Mr Boal said to her, she recounted, “I just can’t believe he’s done what he’s done and I just don’t want anything more to do with you.”

Baroness Paisley replied, “Desmond, I’m very sorry it has to come to that but... what could he do? Would you have him responsible for another 30 or 40 years of warfare and devastation and killing and murdering, or do what he did?’”

She said “he just walked away”. Baroness Paisley said the collapse of that lifelong friendship was “a very big blow” to her husband.

Journalist, broadcaster and columnist Vincent Browne has also written about how when he was a young reporter covering Northern Ireland he was impressed by Mr Boal. He recalled that when internment without trial was introduced in 1971 Mr Boal persuaded Dr Paisley to issue a statement condemning the move.

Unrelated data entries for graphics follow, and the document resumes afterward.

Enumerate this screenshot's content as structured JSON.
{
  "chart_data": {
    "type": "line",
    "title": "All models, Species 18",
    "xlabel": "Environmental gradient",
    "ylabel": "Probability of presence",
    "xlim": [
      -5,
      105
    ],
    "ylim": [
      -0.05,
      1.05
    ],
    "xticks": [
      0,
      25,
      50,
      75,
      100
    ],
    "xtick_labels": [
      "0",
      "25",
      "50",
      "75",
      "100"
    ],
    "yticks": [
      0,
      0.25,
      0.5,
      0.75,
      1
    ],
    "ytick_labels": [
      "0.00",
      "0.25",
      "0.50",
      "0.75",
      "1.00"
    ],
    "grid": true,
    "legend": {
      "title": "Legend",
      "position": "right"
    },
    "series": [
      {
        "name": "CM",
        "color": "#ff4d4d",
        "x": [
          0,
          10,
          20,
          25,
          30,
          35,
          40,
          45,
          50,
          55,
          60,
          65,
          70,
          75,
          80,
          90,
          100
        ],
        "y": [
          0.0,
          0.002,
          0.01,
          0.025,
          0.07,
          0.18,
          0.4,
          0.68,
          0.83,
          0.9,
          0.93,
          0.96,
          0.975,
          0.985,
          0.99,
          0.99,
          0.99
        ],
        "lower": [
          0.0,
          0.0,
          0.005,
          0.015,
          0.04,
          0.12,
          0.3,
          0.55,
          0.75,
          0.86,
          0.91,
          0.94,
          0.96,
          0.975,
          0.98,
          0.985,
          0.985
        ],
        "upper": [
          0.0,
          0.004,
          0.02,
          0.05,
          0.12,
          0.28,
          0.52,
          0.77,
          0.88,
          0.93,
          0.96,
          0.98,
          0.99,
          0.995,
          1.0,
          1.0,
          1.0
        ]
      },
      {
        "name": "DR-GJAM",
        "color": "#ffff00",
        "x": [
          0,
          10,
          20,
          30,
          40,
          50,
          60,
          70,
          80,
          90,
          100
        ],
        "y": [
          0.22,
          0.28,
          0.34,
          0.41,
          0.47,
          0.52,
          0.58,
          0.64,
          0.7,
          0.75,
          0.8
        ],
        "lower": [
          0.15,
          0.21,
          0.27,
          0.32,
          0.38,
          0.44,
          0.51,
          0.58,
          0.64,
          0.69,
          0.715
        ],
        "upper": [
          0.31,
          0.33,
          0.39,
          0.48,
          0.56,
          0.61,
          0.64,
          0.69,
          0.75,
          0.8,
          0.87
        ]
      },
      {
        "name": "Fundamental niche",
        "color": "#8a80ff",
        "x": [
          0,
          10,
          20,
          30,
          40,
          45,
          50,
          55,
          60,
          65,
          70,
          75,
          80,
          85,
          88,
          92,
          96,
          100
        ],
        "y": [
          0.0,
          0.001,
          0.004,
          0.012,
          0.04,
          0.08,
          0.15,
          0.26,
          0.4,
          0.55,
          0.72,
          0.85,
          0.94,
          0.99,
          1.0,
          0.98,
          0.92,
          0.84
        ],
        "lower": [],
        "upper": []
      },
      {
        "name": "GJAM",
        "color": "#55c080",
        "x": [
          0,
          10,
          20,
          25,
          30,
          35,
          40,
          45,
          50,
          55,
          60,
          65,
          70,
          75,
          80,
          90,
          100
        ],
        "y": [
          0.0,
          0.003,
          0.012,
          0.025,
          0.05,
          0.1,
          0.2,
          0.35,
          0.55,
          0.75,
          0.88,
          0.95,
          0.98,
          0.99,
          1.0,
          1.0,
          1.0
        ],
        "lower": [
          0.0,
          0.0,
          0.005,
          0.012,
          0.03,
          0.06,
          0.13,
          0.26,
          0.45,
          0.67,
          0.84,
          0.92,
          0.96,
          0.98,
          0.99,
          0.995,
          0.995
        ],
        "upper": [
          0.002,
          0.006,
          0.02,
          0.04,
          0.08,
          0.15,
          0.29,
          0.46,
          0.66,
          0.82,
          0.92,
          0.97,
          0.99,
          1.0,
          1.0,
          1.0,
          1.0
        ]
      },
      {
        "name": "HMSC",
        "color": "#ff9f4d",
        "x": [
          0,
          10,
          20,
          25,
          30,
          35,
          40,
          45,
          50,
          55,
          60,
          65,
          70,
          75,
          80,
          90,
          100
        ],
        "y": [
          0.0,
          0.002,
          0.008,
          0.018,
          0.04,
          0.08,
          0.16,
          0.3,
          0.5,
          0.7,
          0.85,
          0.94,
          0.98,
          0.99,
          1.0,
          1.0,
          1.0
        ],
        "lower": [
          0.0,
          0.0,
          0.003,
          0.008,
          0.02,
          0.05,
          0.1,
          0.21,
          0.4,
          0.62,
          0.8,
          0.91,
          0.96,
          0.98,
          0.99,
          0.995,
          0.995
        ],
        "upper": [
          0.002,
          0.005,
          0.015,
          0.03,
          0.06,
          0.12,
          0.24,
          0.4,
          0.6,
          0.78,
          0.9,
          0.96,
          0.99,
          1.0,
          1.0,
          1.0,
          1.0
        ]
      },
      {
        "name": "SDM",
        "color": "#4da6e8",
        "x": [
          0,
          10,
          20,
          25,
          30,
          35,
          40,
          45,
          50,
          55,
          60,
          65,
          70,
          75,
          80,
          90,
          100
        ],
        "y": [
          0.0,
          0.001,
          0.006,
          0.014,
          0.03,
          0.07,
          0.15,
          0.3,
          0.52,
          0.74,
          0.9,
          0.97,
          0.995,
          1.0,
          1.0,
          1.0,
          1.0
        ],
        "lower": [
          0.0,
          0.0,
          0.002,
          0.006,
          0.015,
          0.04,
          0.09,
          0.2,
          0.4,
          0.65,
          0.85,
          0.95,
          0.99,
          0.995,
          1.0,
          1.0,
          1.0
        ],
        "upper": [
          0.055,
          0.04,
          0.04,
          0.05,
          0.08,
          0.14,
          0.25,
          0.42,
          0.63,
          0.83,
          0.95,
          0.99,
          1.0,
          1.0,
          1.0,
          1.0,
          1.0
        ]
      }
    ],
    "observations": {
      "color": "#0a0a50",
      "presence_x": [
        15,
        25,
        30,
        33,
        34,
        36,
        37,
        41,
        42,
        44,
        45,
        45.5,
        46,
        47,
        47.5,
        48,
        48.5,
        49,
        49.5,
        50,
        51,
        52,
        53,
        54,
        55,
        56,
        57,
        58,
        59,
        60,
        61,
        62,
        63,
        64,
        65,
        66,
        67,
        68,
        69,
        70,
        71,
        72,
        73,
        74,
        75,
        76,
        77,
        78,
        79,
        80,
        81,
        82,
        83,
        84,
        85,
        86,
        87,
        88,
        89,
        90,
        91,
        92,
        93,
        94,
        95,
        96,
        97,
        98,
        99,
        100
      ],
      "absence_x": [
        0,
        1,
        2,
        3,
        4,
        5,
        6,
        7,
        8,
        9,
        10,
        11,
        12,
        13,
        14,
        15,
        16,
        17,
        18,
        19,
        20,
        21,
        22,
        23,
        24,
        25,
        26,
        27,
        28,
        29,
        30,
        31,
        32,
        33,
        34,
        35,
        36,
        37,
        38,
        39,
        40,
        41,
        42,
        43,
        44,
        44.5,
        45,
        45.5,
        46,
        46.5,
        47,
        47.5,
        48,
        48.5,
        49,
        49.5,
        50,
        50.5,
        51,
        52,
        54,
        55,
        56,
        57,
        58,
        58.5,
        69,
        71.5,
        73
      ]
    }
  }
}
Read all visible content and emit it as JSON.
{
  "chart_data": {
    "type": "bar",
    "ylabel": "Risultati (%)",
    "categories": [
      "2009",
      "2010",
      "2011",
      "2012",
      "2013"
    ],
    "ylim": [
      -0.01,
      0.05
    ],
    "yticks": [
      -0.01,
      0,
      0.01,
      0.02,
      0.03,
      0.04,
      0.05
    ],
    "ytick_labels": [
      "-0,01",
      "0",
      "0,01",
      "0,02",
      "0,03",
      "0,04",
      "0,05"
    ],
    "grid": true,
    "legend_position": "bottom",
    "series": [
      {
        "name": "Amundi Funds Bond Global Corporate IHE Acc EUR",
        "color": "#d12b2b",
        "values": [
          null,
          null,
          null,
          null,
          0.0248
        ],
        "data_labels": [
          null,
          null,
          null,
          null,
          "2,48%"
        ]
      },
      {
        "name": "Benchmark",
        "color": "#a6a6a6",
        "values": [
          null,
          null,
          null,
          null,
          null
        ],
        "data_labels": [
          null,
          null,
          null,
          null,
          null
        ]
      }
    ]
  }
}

“Paisley agreed, reluctantly. They issued a joint statement. Paisley spent over a year trying to get off that hook,” Browne remembered in this newspaper. He added that some months later Mr Boal talked Dr Paisley “into making favourable noises about a united Ireland, or at least friendly relations with the South. He spent even more time getting off that hook”.

There was general consensus from both unionists and nationalists that Mr Boal was a formidable orator and lawyer. Browne also wrote about how Harry West, a unionist minister in the old Stormont government begged Mr Boal to “go easy on him” during one debate.

The North’s director of public prosecutions Barra McGrory, QC, said he knew Mr Boal through his father the solicitor, the late solicitor Paddy (PJ) McGrory. He previously described him as the best advocate he ever witnessed.

“He had a mesmerising command of a courtroom that was evident from his complete mastery of the evidence in a case and the clarity with which the arguments were presented. That for me as a lawyer is always my goal: it’s mastery of the material and clarity of thought,” Mr McGrory said in an interview with The Irish Times.

DUP Chairman Lord Morrow offering condolences to the Boal family said, “The Democratic Unionist Party is deeply saddened at the death of Desmond Boal. He had an unparalleled ability in the criminal courts and his formidable reputation in the courtroom will long survive his passing.”

The Traditional Unionist Voice leader, Jim Allister, QC, who also broke his link with Dr Paisley because of his Sinn Féin powersharing decision, said he was deeply saddened to learn of Mr Boal’s passing.

“Desmond was a unique talent in both politics and law. As MP for Shankill in the old Stormont Parliament he fought tirelessly for his constituents and was both a vocal opponent of republicanism and an articulate champion of the union,” he said.

“Desmond’s talent at the criminal bar was unsurpassed. Brilliant in cross examination and unrivalled in the skills of advocacy I as a young barrister learned much from watching him in action. It was a privilege to have known him for these last several decades,” added Mr Allister.

Ulster Unionist Party leader Mike Nesbitt said Mr Boal would be “remembered as a man of intellect and commitment, whether you agreed with his vision or not”.

Mr Nesbitt added, “I acknowledge Mr Boal will be more remembered as a founding member of the DUP and his closeness, then falling out with Ian Paisley, but his political career began as a Unionist MP at the old Stormont Parliament, where he represented Shankill for eleven years, between 1960 and 1971.

“It was perhaps a sign of what was to come regarding his relationship with the DUP, that he fell out with successive Ulster Unionist Prime Ministers, from Lord Brookeborough, through Terence O’Neill and James Chichester-Clark, to Brian Faulkner.”